FBI wiretaps revealed Arizona Wildcats men's basketball coach Sean Miller discussed a $100,000 payment to prized recruit Deandre Ayton, ESPN reported Friday.

Miller reportedly discussed payment with Christian Dawkins, who has become an integral part of the FBI's ongoing investigation into corruption in college basketball.

"Miller and Dawkins, a runner working for ASM Sports agent Andy Miller, had multiple conversations about Ayton," ESPN's Mark Schlabach wrote. "When Dawkins asked Miller if he should work with assistant coach Emanuel 'Book' Richardson to finalize their agreement, Miller told Dawkins he should deal directly with him when it came to money, the sources said."

Richardson was one of four assistant coaches who allegedly accepted bribes from undercover FBI agents, according to a report released in September. Richardson was arrested after allegedly accepting $20,000 in bribes and used money to influence at least one basketball player to commit to play for Arizona.
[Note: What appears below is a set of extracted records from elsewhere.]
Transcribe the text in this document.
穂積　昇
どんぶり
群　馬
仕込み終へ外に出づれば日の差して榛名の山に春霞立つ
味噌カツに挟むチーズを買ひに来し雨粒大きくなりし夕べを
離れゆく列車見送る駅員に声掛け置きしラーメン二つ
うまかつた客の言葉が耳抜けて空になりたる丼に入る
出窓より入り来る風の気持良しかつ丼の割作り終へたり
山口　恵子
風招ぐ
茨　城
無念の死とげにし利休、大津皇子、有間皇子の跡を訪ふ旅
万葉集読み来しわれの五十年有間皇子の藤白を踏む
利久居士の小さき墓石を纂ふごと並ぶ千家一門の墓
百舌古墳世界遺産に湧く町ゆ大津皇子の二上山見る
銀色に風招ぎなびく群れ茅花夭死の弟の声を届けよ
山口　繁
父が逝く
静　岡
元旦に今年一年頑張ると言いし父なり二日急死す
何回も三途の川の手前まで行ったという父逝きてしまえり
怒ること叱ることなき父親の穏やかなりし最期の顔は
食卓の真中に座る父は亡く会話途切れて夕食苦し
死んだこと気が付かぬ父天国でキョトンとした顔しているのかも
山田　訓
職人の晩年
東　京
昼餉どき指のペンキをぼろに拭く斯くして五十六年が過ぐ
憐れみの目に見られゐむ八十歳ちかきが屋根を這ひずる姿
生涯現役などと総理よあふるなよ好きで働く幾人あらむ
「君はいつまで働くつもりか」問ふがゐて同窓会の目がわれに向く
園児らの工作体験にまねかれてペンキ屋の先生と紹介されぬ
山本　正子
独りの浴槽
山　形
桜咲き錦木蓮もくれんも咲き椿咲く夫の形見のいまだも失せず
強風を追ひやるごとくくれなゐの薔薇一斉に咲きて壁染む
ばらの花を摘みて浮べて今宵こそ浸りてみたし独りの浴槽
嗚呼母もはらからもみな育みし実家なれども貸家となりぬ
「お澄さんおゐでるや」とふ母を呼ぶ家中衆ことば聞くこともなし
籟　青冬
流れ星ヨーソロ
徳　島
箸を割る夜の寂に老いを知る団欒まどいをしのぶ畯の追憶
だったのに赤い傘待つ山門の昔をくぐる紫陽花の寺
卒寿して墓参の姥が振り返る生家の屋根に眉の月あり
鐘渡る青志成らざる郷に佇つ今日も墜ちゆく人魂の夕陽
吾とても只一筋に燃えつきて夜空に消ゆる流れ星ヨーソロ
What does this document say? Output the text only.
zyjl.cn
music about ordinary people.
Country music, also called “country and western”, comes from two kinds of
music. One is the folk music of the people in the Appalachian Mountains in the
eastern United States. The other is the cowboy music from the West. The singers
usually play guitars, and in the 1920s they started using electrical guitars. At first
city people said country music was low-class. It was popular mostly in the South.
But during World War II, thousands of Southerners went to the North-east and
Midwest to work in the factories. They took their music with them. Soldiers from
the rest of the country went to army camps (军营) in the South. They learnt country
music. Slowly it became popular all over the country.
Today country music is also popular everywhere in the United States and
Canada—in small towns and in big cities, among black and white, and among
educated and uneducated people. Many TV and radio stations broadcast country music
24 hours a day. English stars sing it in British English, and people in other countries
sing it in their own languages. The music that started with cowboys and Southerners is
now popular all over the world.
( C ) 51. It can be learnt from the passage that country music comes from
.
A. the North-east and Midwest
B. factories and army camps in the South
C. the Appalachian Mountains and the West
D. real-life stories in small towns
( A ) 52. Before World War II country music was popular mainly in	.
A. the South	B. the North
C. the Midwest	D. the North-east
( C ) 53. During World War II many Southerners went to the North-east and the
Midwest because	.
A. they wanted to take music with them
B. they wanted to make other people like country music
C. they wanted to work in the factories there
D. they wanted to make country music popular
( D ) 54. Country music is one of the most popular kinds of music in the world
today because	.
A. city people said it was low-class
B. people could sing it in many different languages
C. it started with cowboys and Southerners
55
In early October, Miller said he was "devastated" to learn of Richardson's actions.

Schlabach reported the phone calls between Miller and Dawkins were part of 3,000 hours of conversations intercepted by the FBI.

Ayton, a 7-foot-1 freshman from the Bahamas, is the Pac-12's leading scorer and rebounder this season. He is projected by most experts to be the No. 1 or 2 pick in the 2018 NBA Draft.

Miller has been UA's head basketball coach since 2009. He has led the Wildcats to four Pac-12 regular-season championships and is a three-time Pac-12 Coach of the Year.

On Thursday, UA guard Allonzo Trier, the Pac-12's second leading scorer (behind Ayton), was ruled ineligible by the NCAA after testing positive for a banned substance. It is the second time in less than two years that Trier has been ruled ineligible for failing a drug test.

Earlier on Friday, several top NCAA basketball programs and players were identified in an FBI probe as possibly violating NCAA violations. Those programs include Duke, North Carolina, Kentucky, Kansas, Michigan State and USC.